George C Scott stars as Lt Bill Kinderman, the kindly fella who investigated all the weird happenings at the McNeil house fifteen years ago. The Gemini Killer, a vicious serial killer executed...yes...fifteen years ago (omigod what a coinkydink), seems to be back and...err, viciouser than ever. There's been a rash of church-related killings- a young boy in the outreach program is found decapitated and crucified, a priest is murdered in a confessional- and it seems the common element in all of the deaths is Father Karras (Jason Miller), the priest who assisted in Regan's exorcism and who died at the bottom of that long flight of steps in Georgetown.
As Kinderman puts the pieces together, the killings begin to hit closer and closer to home: Kinderman's long-time friend Father Dyer (Ed Flanders), who also knew the McNeils, encounters the killer during a hospital stay, and eventually even Kinderman's family is in danger. Is the Gemini Killer really still alive? Who is Patient X, the man who bears a striking resemblance to the long-dead Father Karras?

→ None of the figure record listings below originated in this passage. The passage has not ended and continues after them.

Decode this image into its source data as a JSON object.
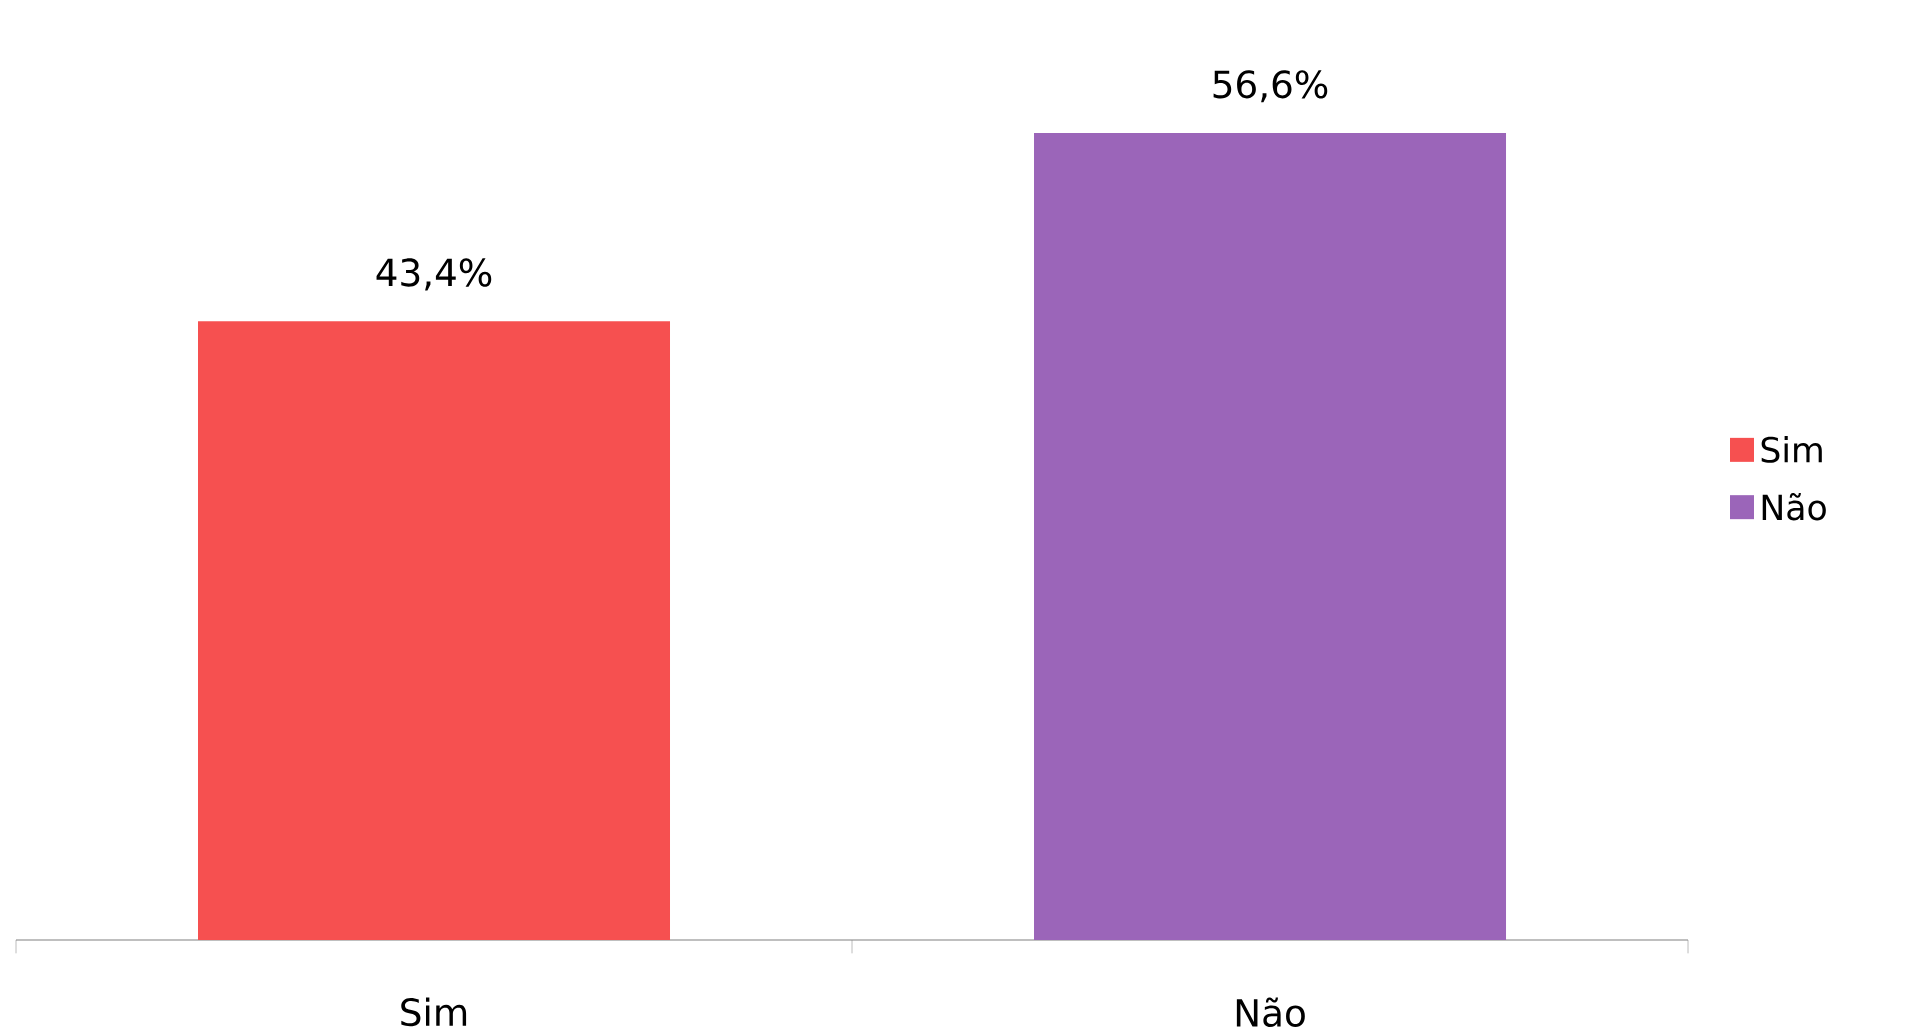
{
  "chart_data": {
    "type": "bar",
    "categories": [
      "Sim",
      "Não"
    ],
    "series": [
      {
        "name": "Sim",
        "color": "#f65050",
        "values": [
          43.4,
          null
        ],
        "value_labels": [
          "43,4%",
          null
        ]
      },
      {
        "name": "Não",
        "color": "#9b65b9",
        "values": [
          null,
          56.6
        ],
        "value_labels": [
          null,
          "56,6%"
        ]
      }
    ],
    "legend": "right"
  }
}
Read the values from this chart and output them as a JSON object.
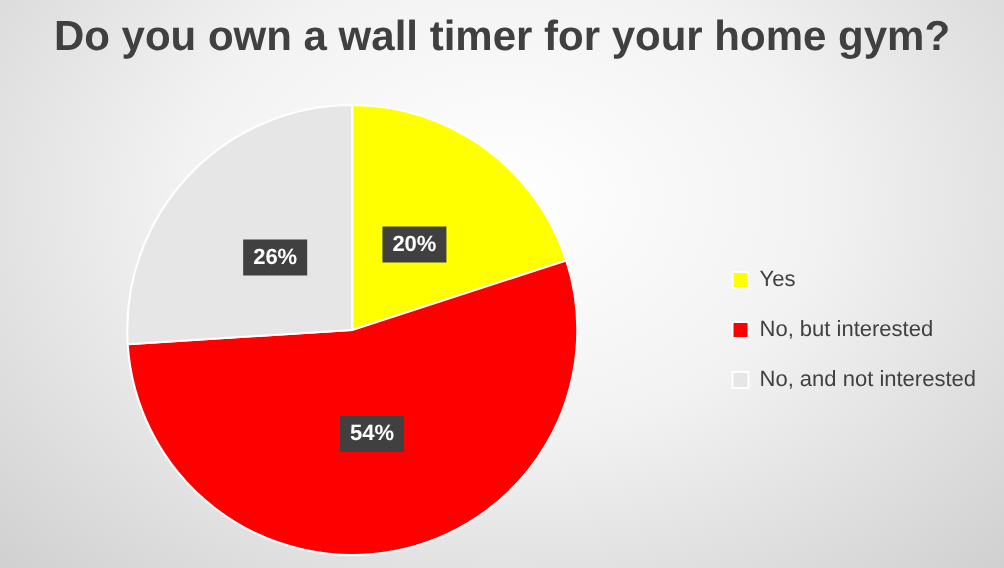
{
  "chart_data": {
    "type": "pie",
    "title": "Do you own a wall timer for your home gym?",
    "categories": [
      "Yes",
      "No, but interested",
      "No, and not interested"
    ],
    "values": [
      20,
      54,
      26
    ],
    "colors": [
      "#ffff00",
      "#ff0000",
      "#e6e6e6"
    ],
    "value_labels": [
      "20%",
      "54%",
      "26%"
    ],
    "legend": "right"
  }
}
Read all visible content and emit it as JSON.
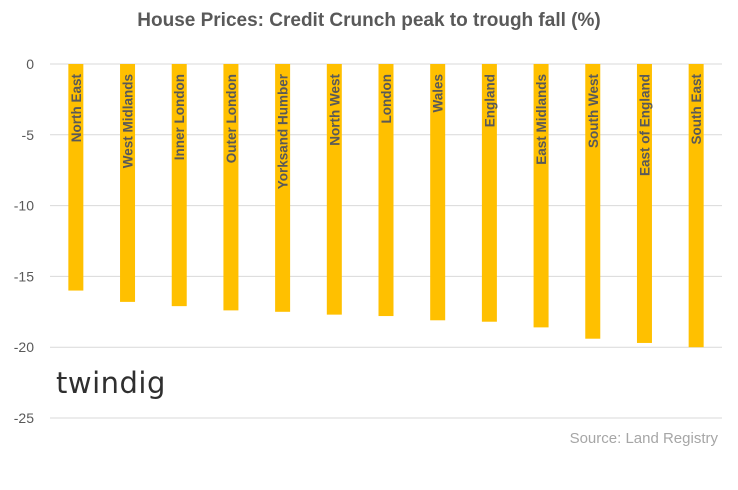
{
  "chart_data": {
    "type": "bar",
    "title": "House Prices: Credit Crunch peak to trough fall (%)",
    "categories": [
      "North East",
      "West Midlands",
      "Inner London",
      "Outer London",
      "Yorksand Humber",
      "North West",
      "London",
      "Wales",
      "England",
      "East Midlands",
      "South West",
      "East of England",
      "South East"
    ],
    "values": [
      -16.0,
      -16.8,
      -17.1,
      -17.4,
      -17.5,
      -17.7,
      -17.8,
      -18.1,
      -18.2,
      -18.6,
      -19.4,
      -19.7,
      -20.0
    ],
    "ylim": [
      -25,
      0
    ],
    "yticks": [
      0,
      -5,
      -10,
      -15,
      -20,
      -25
    ],
    "grid": true,
    "bar_color": "#FFC000",
    "grid_color": "#D9D9D9",
    "label_placement": "inside-bar-vertical"
  },
  "branding": {
    "logo_text": "twindig",
    "source": "Source: Land Registry"
  }
}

Exorcist III is a slow (but never boring), cerebral film that unfolds like a murder mystery, but there are ample scares to satisfy horror fans: there are creepy voices, bleeding statues, old women who crawl around on the ceiling (seriously disturbing, y'all), and of course, the infamous nurse scene: a nearly wordless 5-minute sequence that's a brilliant exercise in tension. The audience knows that something is gonna happen, but what and when? It's the one scene people remember most after seeing this film, and it's the one that had everyone screaming and jumping when I saw it in the theatre.
There's not nearly as much 'razzle dazzle' here as there is in the original Exorcist- it's much more subtle than that. That's not to say nothing happens in the film- but when it does, Blatty tends to keep things dark and mysterious. The performances keep you riveted, particularly those of George C Scott (c'mon, man, it's George C Scott!) and Brad Dourif (James Venamun). It's a pleasure to watch Kinderman and Dyer interact- two friends who are unsentimental but deeply attached to one another. There's also a bevy of familiar faces in smaller roles: Zohra Lampert (Let's Scare Jessica to Death), Viveca Lindfors (Creepshow), Samuel L Jackson, and in the role of "Was that...what the eff is he doing in an Exorcist film?", Patrick Ewing.
Folks seem to be pretty divided on Exorcist III- either it's a great, scary sequel or it's a big fat mess. Can't we call it both? Then we're all right, and everyone is pretty. Especially me!